Big Pharma Tests Open-Source Drug Discovery Tool Across 1,700 Compounds
Fifteen pharmaceutical companies jointly validated an open-source algorithm for predicting how strongly drug candidates bind to disease targets, achieving accuracy within 1.73 units on public datasets but 2.44 units on real-world proprietary data. The findings reveal that open-science collaboration can accelerate drug discovery timelines while reducing computational costs, though real-world performance depends heavily on data quality rather than the method itself.
Originaltitel: Large-scale collaborative assessment of binding free energy calculations for drug discovery using OpenFE
Accurately measuring compound binding affinities is key to driving the pharmaceutical development process. Rigorous physics-based in silico approaches, particularly alchemical free energy methods, have become a gold standard tool for estimating compound affinity changes. Here we present the results of a large-scale pre-competitive collaborative assessment of relative binding free energy (RBFE) calculations generated by 15 pharmaceutical companies.
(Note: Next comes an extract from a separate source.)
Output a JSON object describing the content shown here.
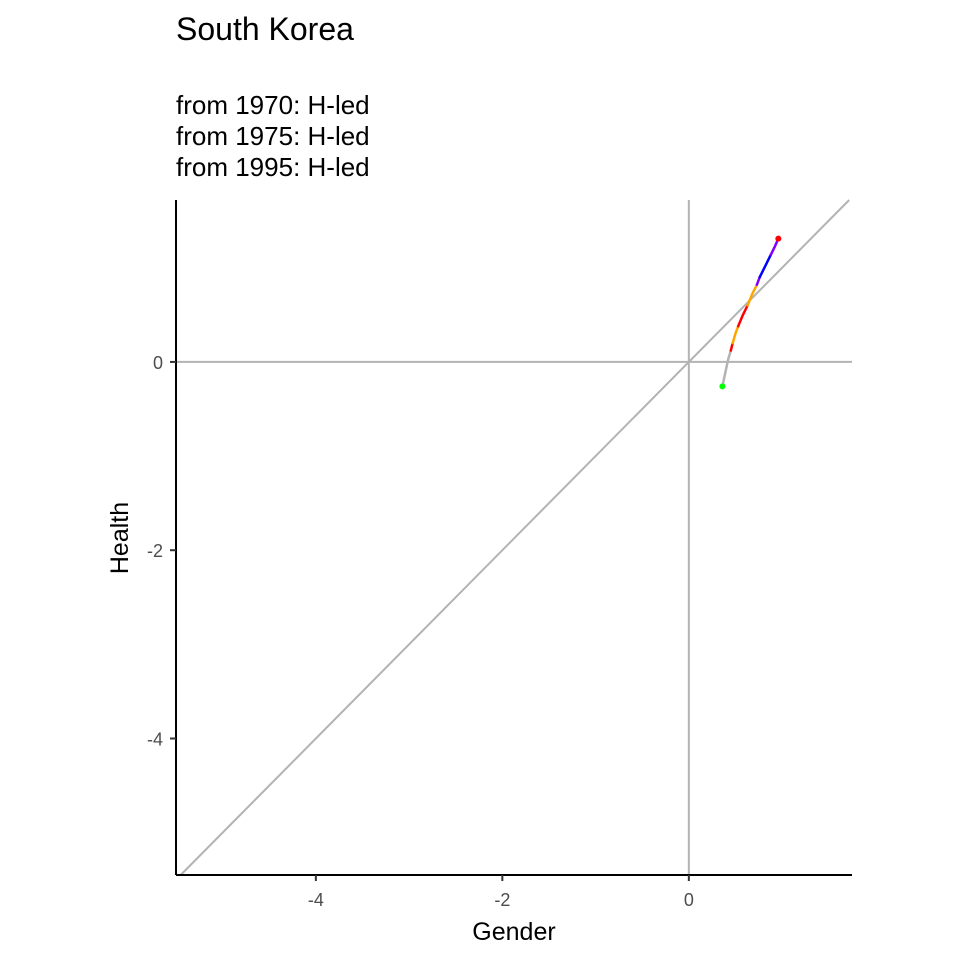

We evaluate an open-source and MIT licensed RBFE Protocol from the Open Free Energy (OpenFE) ecosystem across both public and blinded private datasets, encompassing over 1,700 ligands in total. For the public dataset, the weighted RMSE across the 58 systems was 1.73 [1.53, 1.96] kcal/mol, with 10 of the systems reaching sub-kcal/mol accuracy. For the private dataset, the weighted RMSE across the 37 systems was 2.44 [1.94, 3.06] kcal/mol, with only 2 of the systems reaching sub-kcal/mol accuracy, reflecting the increased complexity of real-world drug discovery. The protocols performance was system-dependent, with no single dominant error source, indicating that accuracy is primarily influenced by input quality and transformation type. Overall, these benchmark results are encouraging and indicate that OpenFE is ready for large-scale industrial applications, with an "out-of-the-box" accuracy that approaches that of commercial solutions. While comparison against published FEP+ results, which were obtained after manual parameter optimization, shows comparable ranking statistics, a gap remains in error statistics, for which we outline possible paths toward improvement. The protocol meets key criteria required for production use in an industrial setting: it shows robust performance, generates reproducible results, and achieves both sufficient throughput and rapid convergence.